Last Resort could have been one for the ages. An epic drama of ordinary people far away from home unwillingly becoming the pawns in a global game for influence. All set in front of a backdrop of the United States government loosing it's moral imperative and Pax Americana coming to an end.
It could have been the show to capture the zeitgeist of the times, like X-Files and 24 before it. And it could have been an amazing drama.
It was so close, but it just wasn't quite good enough. To be fair, the fight was probably lost the moment it was picked up by ABC. This is a show that should have been on cable or online to become all it could have been.
As it is, it's a show worth watching, but I don't remember another show that would have made me so frustrated at the sheer genius wrapped in mediocrity.
Cowboys & Aliens (2011)
Where's the entertainment?
There's one thing and one thing only I demand from a film called "Cowboys & Aliens" and that's entertainment. Sadly, that's something this film offers very little of.
First we get a clichéd, poo-faced western that only pics up when we finally get to see cowboys fighting aliens. And at that point the attempts at drama go out the window with plot holes paved over with extra silliness.
In the end it's all a huge missed opportunity. As well made as Cwboys & Aliens is, it's just not entertaining enough to hold the title. The Adventures of Brisco County Jr. is still the king of sci-fi westerns.
2010 (1984)
Possibly the most underrated scifi film ever made.
How do you make a sequel to one of the biggest classics ever seen on the silver screen? It seems the best way is to make something very different, but utilize the world and ideas of the original.
2010 executes this strategy almost perfectly and is a scifi classic on it's own right. The sad thing is, it still won't be remembered as such, but as a sequel to a film that didn't need one.
Not to mention that poor 2010 has history conspiring against it as well. The large part the cold war plays in the film dates it way beyond it's years.
Yet, 2010 would more than earn it's place in the history of science fiction. It is still pretty much he only movie that captures the sense of wonder of realistic space exploration. And in many ways it is better interpretation of Arthur C. Clarkes novels than 2001 ever was.
Doctor Who: Blink (2007)
Doctor Who (and TV writing) at it's best.
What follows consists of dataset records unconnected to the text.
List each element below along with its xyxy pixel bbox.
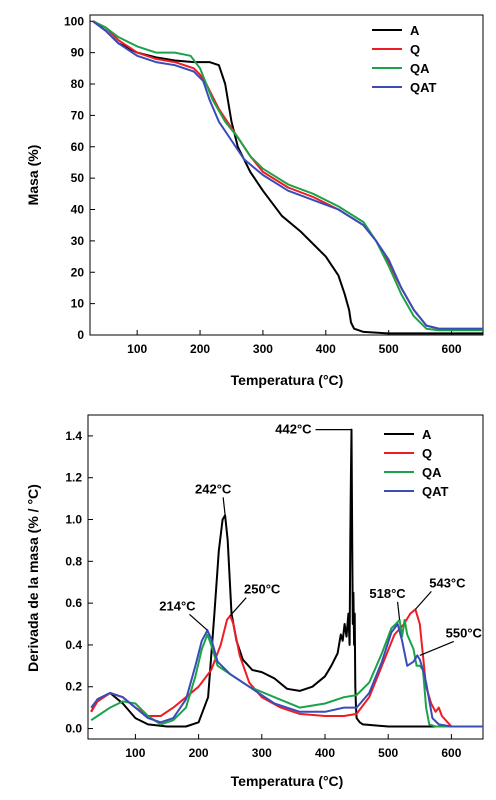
mass-ytick-label: 10 xyxy=(71,297,85,311)
mass-ytick-label: 50 xyxy=(71,171,85,185)
annotation-label: 518°C xyxy=(369,586,406,601)
derivative-xtick-label: 100 xyxy=(125,746,145,760)
annotation-arrow xyxy=(229,597,247,617)
derivative-ylabel: Derivada de la masa (% / °C) xyxy=(25,484,41,672)
derivative-xtick-label: 600 xyxy=(441,746,461,760)
mass-ytick-label: 20 xyxy=(71,265,85,279)
legend-label-qa: QA xyxy=(422,465,442,480)
annotation-label: 550°C xyxy=(446,625,483,640)
mass-ylabel: Masa (%) xyxy=(25,145,41,206)
mass-ytick-label: 60 xyxy=(71,140,85,154)
annotation-arrow xyxy=(419,640,455,656)
derivative-series-a xyxy=(90,428,483,728)
mass-chart: 100 200 300 400 500 600 0 10 20 30 40 50 60 70 80 90 100… xyxy=(25,14,484,388)
derivative-series-qat xyxy=(90,623,483,728)
derivative-series-qa xyxy=(90,618,483,728)
annotation-label: 214°C xyxy=(159,598,196,613)
derivative-ytick-label: 0.4 xyxy=(65,638,82,652)
legend-label-qa: QA xyxy=(410,61,430,76)
derivative-xtick-label: 200 xyxy=(189,746,209,760)
mass-xtick-label: 600 xyxy=(442,342,462,356)
annotation-label: 250°C xyxy=(244,582,281,597)
derivative-ytick-label: 1.2 xyxy=(65,471,82,485)
mass-ytick-label: 40 xyxy=(71,203,85,217)
mass-xtick-label: 300 xyxy=(253,342,273,356)
derivative-xtick-label: 400 xyxy=(315,746,335,760)
mass-series-a xyxy=(92,20,483,335)
legend-label-a: A xyxy=(410,23,420,38)
mass-ytick-label: 90 xyxy=(71,46,85,60)
derivative-ytick-label: 0.0 xyxy=(65,722,82,736)
annotation-arrow xyxy=(396,601,401,620)
annotation-label: 242°C xyxy=(195,481,232,496)
mass-ytick-label: 100 xyxy=(64,14,84,28)
mass-ytick-label: 30 xyxy=(71,234,85,248)
annotation-arrow xyxy=(414,591,432,610)
mass-ytick-label: 0 xyxy=(77,328,84,342)
mass-plot-frame xyxy=(89,14,484,336)
legend-label-q: Q xyxy=(410,42,420,57)
annotation-label: 543°C xyxy=(429,575,466,590)
mass-series-qa xyxy=(92,20,483,332)
derivative-series-q xyxy=(90,608,483,728)
mass-ytick-label: 80 xyxy=(71,77,85,91)
annotation-label: 442°C xyxy=(275,422,312,437)
mass-xtick-label: 400 xyxy=(316,342,336,356)
mass-xlabel: Temperatura (°C) xyxy=(231,372,344,388)
legend-label-qat: QAT xyxy=(410,80,437,95)
derivative-ytick-label: 0.6 xyxy=(65,596,82,610)
derivative-ytick-label: 0.2 xyxy=(65,680,82,694)
legend-label-a: A xyxy=(422,427,432,442)
derivative-xtick-label: 500 xyxy=(378,746,398,760)
annotation-arrow xyxy=(189,613,208,631)
mass-xtick-label: 100 xyxy=(127,342,147,356)
mass-xtick-label: 500 xyxy=(379,342,399,356)
legend-label-q: Q xyxy=(422,446,432,461)
derivative-chart: 100 200 300 400 500 600 0.0 0.2 0.4 0.6 0.8 1.0 1.2 1… xyxy=(25,414,484,789)
derivative-plot-frame xyxy=(87,414,484,740)
derivative-ytick-label: 0.8 xyxy=(65,554,82,568)
mass-ytick-label: 70 xyxy=(71,108,85,122)
derivative-xlabel: Temperatura (°C) xyxy=(231,773,344,789)
annotation-arrow xyxy=(222,497,226,516)
legend-label-qat: QAT xyxy=(422,484,449,499)
derivative-xtick-label: 300 xyxy=(252,746,272,760)
mass-series-qat xyxy=(92,20,483,330)
derivative-ytick-label: 1.0 xyxy=(65,513,82,527)
derivative-ytick-label: 1.4 xyxy=(65,429,82,443)
mass-xtick-label: 200 xyxy=(190,342,210,356)
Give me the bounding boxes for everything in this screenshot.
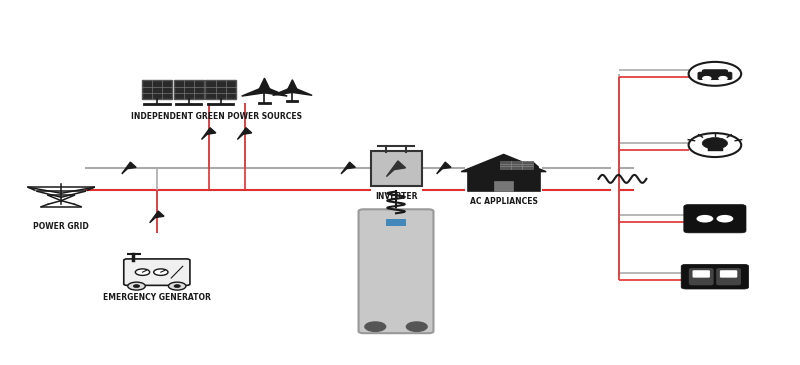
Circle shape bbox=[406, 322, 427, 331]
FancyBboxPatch shape bbox=[681, 264, 749, 289]
FancyBboxPatch shape bbox=[500, 161, 533, 169]
Circle shape bbox=[290, 89, 295, 92]
FancyBboxPatch shape bbox=[693, 270, 710, 278]
Circle shape bbox=[128, 282, 146, 290]
Polygon shape bbox=[437, 162, 451, 174]
Circle shape bbox=[702, 138, 727, 149]
Polygon shape bbox=[386, 161, 406, 177]
Polygon shape bbox=[273, 88, 295, 95]
FancyBboxPatch shape bbox=[720, 270, 738, 278]
Circle shape bbox=[689, 62, 742, 86]
Text: INDEPENDENT GREEN POWER SOURCES: INDEPENDENT GREEN POWER SOURCES bbox=[131, 112, 302, 121]
Polygon shape bbox=[242, 88, 267, 96]
Polygon shape bbox=[238, 128, 252, 139]
Circle shape bbox=[718, 76, 727, 80]
Polygon shape bbox=[202, 128, 216, 139]
Text: INVERTER: INVERTER bbox=[374, 192, 418, 200]
Polygon shape bbox=[287, 80, 298, 90]
FancyBboxPatch shape bbox=[370, 151, 422, 186]
Polygon shape bbox=[150, 211, 164, 223]
FancyBboxPatch shape bbox=[386, 219, 406, 226]
Circle shape bbox=[135, 269, 150, 276]
Polygon shape bbox=[524, 162, 538, 174]
Text: AC APPLIANCES: AC APPLIANCES bbox=[470, 197, 538, 207]
Circle shape bbox=[261, 89, 268, 92]
Text: POWER GRID: POWER GRID bbox=[34, 222, 89, 231]
Polygon shape bbox=[461, 154, 546, 172]
Polygon shape bbox=[290, 88, 312, 95]
Circle shape bbox=[154, 269, 168, 276]
Circle shape bbox=[134, 285, 140, 288]
FancyBboxPatch shape bbox=[702, 70, 727, 76]
FancyBboxPatch shape bbox=[494, 181, 513, 191]
Polygon shape bbox=[258, 78, 270, 90]
Polygon shape bbox=[122, 162, 136, 174]
Circle shape bbox=[365, 322, 386, 331]
FancyBboxPatch shape bbox=[684, 205, 746, 233]
Circle shape bbox=[697, 215, 714, 223]
Text: EMERGENCY GENERATOR: EMERGENCY GENERATOR bbox=[103, 293, 210, 302]
Circle shape bbox=[702, 76, 711, 80]
Circle shape bbox=[717, 215, 734, 223]
Circle shape bbox=[174, 285, 180, 288]
Circle shape bbox=[689, 133, 742, 157]
FancyBboxPatch shape bbox=[698, 72, 732, 80]
FancyBboxPatch shape bbox=[174, 80, 204, 99]
FancyBboxPatch shape bbox=[716, 268, 741, 285]
Circle shape bbox=[169, 282, 186, 290]
FancyBboxPatch shape bbox=[468, 172, 539, 191]
FancyBboxPatch shape bbox=[142, 80, 172, 99]
FancyBboxPatch shape bbox=[206, 80, 236, 99]
FancyBboxPatch shape bbox=[124, 259, 190, 285]
Polygon shape bbox=[341, 162, 355, 174]
Polygon shape bbox=[262, 88, 287, 96]
FancyBboxPatch shape bbox=[358, 209, 434, 333]
FancyBboxPatch shape bbox=[689, 268, 714, 285]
"Blink" Is, simply put, excellent. Not only as a Doctor Who episode, but a great example in TV writing. Modern shows from The Sopranos to Battlestar Galactica shine in gritty realism, Doctor Who is unchallenged in pure imagination and creativity.
While a great show today, I can't imagine Galactica being watched over and over again twenty years from now, I believe this episode is enough to inspire (and traumatize) a generation of children. After all, if you look at history, it's not the everyday fears and challenges of Egyptian fishermen that are remembered thousands of years later, but their legends of gods and monsters. And Doctor Who is full of them.
I have to admit that I've been a fan of writer Steven Moffat since the "giggle loop" episode of his sitcom Coupling. What I felt set Moffat's writing apart from other sitcoms was his skill with structure. Sometimes using an entire episode to build up to the final punchline, yet keeping all of the show laugh out loud funny and entertaining. "Blink" was yet another great example in structure with Moffat and director Hettie MacDonald managing to keep the episode together, even though the time paradoxes we're definitely a "big ball of wibbly-wobbly... timey-wimey... stuff", to quote the Doctor.
But like "The Empty Child" and "The Girl in the Fireplace" in the previous series, this was also a feast of imagination, offering images that will get stuck in your head for time to come.